芸娘吩咐了小青去熬药,又宽慰玉娘一番,便告辞离去,回到房里,周薇还没回来,她心神不宁,无论如何也不能稳下心神来,只感觉有什么浓雾似的笼罩了全身、整间房,极不舒服。

就这样呆呆的,不知道过了多久,周薇的大丫鬟紫鹃过来禀报:小姐回府了,带了兴宁伯府的严小姐回来,说与秋娘子你有旧交情,让你赶紧过去呢。

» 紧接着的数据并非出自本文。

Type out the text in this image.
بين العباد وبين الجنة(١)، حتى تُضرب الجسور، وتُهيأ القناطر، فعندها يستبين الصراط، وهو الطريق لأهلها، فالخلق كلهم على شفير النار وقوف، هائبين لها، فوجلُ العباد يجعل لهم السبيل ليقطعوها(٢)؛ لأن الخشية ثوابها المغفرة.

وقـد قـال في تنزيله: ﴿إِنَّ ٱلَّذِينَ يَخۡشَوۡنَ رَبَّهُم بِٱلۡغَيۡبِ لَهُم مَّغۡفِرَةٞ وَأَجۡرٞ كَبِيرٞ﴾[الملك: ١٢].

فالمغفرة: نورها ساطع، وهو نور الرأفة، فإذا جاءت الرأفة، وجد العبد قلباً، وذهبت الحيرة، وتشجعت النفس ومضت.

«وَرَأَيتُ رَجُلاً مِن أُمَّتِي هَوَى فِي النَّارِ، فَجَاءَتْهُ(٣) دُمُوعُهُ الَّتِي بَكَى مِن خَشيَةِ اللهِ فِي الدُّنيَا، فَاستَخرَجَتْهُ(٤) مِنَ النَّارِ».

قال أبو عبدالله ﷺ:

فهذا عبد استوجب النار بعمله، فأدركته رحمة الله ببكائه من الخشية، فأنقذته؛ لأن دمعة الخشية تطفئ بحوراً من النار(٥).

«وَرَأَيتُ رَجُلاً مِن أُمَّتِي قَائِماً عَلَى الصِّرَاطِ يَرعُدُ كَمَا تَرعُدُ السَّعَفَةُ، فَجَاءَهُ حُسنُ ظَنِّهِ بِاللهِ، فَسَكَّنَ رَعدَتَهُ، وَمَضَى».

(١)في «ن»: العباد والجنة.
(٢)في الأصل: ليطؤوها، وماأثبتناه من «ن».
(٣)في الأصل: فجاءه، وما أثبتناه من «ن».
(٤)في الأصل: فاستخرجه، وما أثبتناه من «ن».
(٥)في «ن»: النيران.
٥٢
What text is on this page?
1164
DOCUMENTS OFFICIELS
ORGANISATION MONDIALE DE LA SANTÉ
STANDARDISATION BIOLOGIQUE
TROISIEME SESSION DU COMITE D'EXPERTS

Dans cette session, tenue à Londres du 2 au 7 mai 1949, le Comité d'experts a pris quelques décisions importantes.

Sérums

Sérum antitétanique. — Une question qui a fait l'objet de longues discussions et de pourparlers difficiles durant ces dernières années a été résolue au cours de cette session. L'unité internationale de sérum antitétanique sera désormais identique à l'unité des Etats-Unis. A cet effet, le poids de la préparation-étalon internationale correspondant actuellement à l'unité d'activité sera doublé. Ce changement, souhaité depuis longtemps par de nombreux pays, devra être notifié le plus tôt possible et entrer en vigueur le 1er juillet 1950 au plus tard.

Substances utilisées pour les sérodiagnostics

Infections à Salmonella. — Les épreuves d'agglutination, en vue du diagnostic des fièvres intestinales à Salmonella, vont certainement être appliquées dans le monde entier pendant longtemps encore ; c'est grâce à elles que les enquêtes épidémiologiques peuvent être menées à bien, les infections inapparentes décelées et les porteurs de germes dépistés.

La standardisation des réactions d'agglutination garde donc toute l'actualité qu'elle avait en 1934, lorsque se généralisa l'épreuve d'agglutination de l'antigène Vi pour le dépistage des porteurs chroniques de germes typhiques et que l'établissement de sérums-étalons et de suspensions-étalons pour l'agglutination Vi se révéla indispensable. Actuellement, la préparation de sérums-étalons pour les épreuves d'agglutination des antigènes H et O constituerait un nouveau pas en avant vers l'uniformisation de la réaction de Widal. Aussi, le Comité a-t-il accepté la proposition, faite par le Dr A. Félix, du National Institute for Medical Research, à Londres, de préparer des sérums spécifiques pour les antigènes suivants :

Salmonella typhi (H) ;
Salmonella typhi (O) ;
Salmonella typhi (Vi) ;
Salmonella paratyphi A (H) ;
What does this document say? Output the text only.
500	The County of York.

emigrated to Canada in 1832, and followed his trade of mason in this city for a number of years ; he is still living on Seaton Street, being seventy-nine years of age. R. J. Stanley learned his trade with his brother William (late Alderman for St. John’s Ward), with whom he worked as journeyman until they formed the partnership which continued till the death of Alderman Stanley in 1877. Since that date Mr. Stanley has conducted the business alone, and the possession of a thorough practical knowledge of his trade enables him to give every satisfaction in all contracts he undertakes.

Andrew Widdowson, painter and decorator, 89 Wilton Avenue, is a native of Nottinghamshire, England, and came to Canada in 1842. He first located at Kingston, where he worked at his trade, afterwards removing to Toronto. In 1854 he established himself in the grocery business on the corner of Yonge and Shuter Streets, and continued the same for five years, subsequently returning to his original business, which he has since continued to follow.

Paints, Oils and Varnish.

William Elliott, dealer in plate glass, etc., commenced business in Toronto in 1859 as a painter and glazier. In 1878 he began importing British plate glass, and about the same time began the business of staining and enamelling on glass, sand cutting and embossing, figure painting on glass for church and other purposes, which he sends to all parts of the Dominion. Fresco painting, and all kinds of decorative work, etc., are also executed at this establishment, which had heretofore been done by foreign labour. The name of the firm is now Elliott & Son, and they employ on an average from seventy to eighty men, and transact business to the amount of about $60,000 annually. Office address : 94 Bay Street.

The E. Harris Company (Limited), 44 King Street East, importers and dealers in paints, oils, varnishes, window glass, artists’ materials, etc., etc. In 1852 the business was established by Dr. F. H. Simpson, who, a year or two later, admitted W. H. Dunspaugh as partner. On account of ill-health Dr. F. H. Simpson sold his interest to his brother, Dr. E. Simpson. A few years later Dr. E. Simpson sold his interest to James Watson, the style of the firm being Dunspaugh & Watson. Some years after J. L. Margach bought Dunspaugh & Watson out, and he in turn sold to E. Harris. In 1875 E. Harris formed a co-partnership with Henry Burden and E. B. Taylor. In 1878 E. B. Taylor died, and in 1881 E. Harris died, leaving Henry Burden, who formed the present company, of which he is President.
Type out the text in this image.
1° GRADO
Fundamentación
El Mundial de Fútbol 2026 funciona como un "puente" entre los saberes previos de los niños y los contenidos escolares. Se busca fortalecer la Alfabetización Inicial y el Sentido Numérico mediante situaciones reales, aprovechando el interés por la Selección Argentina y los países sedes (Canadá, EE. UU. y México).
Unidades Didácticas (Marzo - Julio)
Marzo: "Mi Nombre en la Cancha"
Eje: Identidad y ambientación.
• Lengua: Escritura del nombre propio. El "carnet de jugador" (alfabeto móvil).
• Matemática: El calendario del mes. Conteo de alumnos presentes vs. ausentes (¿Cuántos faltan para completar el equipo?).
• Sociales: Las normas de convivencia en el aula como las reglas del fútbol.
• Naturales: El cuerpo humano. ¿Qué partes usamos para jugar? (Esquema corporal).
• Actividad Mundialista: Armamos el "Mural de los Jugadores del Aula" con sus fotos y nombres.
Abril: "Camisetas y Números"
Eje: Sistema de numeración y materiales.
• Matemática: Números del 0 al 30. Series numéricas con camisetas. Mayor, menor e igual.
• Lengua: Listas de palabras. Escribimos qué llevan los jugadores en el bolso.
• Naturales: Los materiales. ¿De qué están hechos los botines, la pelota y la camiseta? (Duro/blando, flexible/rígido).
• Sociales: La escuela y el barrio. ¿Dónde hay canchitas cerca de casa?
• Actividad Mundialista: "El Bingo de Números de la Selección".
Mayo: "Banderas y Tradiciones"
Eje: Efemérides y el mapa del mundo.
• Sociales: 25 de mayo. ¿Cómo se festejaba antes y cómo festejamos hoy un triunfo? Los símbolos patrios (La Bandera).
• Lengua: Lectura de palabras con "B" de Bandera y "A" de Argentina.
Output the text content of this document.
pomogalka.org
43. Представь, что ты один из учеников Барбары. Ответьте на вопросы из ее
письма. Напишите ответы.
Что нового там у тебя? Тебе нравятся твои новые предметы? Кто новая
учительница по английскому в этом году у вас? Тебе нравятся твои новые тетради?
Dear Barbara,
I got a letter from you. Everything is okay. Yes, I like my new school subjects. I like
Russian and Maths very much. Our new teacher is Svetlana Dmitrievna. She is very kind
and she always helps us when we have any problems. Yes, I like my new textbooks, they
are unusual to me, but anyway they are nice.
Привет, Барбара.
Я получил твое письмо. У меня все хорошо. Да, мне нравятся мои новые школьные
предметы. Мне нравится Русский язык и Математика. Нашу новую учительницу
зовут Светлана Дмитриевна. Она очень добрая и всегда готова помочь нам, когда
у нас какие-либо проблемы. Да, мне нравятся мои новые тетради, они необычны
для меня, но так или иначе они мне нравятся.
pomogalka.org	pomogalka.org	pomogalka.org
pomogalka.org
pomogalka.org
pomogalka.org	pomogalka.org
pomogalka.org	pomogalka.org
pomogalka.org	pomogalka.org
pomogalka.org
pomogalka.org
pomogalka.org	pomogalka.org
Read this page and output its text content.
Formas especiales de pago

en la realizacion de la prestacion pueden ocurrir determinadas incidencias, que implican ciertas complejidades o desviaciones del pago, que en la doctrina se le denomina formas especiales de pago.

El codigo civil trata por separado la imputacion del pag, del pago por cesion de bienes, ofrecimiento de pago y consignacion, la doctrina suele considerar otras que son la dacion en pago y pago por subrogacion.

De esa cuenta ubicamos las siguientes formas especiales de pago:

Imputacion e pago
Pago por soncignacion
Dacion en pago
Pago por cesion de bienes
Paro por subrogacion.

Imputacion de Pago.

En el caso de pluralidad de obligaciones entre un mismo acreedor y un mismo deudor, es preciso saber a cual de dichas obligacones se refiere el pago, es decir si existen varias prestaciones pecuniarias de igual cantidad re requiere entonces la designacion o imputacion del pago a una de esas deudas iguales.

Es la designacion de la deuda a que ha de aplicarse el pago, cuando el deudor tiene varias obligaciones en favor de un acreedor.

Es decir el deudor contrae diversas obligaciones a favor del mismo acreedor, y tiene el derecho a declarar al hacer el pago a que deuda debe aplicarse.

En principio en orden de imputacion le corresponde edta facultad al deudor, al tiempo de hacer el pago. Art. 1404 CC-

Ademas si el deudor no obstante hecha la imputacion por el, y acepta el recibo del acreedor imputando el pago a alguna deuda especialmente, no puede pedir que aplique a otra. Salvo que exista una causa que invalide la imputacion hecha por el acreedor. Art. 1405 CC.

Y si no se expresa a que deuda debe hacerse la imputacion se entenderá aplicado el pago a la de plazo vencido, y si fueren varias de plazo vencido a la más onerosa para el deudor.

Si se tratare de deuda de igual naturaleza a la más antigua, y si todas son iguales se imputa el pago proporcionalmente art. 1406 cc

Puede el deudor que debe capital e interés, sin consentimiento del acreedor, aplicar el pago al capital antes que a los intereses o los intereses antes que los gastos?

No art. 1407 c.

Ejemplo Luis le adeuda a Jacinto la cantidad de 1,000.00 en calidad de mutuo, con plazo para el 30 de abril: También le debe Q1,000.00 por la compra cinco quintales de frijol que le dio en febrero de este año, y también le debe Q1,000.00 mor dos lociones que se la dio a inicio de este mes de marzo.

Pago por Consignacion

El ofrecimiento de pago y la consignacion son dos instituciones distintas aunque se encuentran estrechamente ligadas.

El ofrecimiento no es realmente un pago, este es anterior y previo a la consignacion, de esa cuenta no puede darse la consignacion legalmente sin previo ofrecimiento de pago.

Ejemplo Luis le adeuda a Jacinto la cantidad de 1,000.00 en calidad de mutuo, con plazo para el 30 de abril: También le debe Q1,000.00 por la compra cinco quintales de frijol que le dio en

芸娘愣了一下,点头,“我换个衫子便去。”去内间换了间藕荷色交领的衫子,出得去,却见紫鹃还等着自己,细问才知道,原来周薇去兵部侍郎小姐的宴会认识的这位严小姐,两人十分投契,后来不知道怎么说到了她,竟然有一段情由,周薇高兴之余,便把这严小姐请了回来,芸娘觉得奇怪,她伴着周薇走动,是认识不少夫人小姐,这兴宁伯小姐却是没印象——

到了花厅,见得一位穿着素白桃心领、衣裙画着荷花图案,打扮雅致的面生小姐,那小姐个儿不高,瓜子脸、长柳眉,一双水汪汪的大眼睛,有一种温婉又坚定的气质,见得芸娘走进来,立马站了起来,脸上带了一股浅浅的笑容,越发显得温文娴雅,让人欢喜。

周薇欢喜的迎了上来,“我的好姐儿,猜猜这是谁?”

芸娘福了福,“此必然是伯府的严小姐了。”

严明月笑盈盈的还了一礼,“自从多年前尚书府花宴一别,秋小娘子可还好?”

芸娘恍然大悟,怪不得觉着有点眼熟,原来竟然是多年前尚书府惜花宴上马婉茹刁难她、唯一站出来替她说话的那位小姐,连忙一福,“谢谢严小姐,一切安好。花宴上周小姐的好意,从未拜谢,今番得见,却又欢喜得不知说什么好,小姐就受民女一拜吧。”说着盈盈下摆,严明月连忙扶住她不然拜,只焦急道:“这是作什么?当日尚书府上相见,我便欢喜秋小娘子,只想着忒的有才,我如何才能跟她做朋友啊,后来外祖母过世,我回老家守孝竟是无缘了,方回京没几日,便满耳秋小娘子才名,真心焦似的,恨不得立马相见,只是没有人能引见,只能忍耐着,此翻在兵部尚书府遇着周小姐,便不顾失礼地跟着回来,你不要怪我丢人才好,哪得受你礼,羞煞我也。”

芸娘忙称不敢,周薇也笑道,“瞧瞧这嘴巴,明明是我欢喜姐姐求着你回来,却成了你巴巴赶来,只是,我的好姐儿面子倒比我大了,只怪我没那才气,不能让姐姐欢喜爱慕,以后定然得多看几本书多学习才是。”

说得一屋子人都笑起来。

又过了几天,严明月请周薇和芸娘过府做客,乘着周薇跟其他小姐下棋,悄悄拉了芸娘至一安静处,问:“姐姐父亲可是在京城府尹曹大人手下当幕僚名秋云山?”

两人多翻接触,俱十分喜欢对方,私下便以姐妹相称了。

芸娘心下打了个兀,忙道,“正是。”

严明月压低了声音,“我听闻曹大人为秋伯父求了京畿一主簿之职务,可是上面......”严明月的脸色变得古怪起来,“却安排了秋伯父去安平县当县令。”

芸娘又是一愣。

“姐姐大概不知道安平县的情况,我听父亲说,那里偏远荒芜,穷山恶水,是荒蛮异族聚集的地方,言语难通,风俗彪悍,最是难缠,又因山势险峻,多出绿林,太_祖那会儿,便是连运去慰劳将士的薪银、物质也敢抢,很是可怕,又临近边境,若有外族犯境,首冲其中,京里便是连最低微的文吏也不愿去那里的,听说那里早没县令,皆因无人愿去,去了也千方百计逃回来。”她瞧着她脸色,又道:“我父亲因我与侯府小姐交好,又知爱慕姐姐你,故而多留意了些,听说——是给事中黄大人提的议,只说见过秋伯父,是个有才干的,定然能治理好那片地方。黄大人,据说与韦贵妃家颇有些转弯抹角的关系。”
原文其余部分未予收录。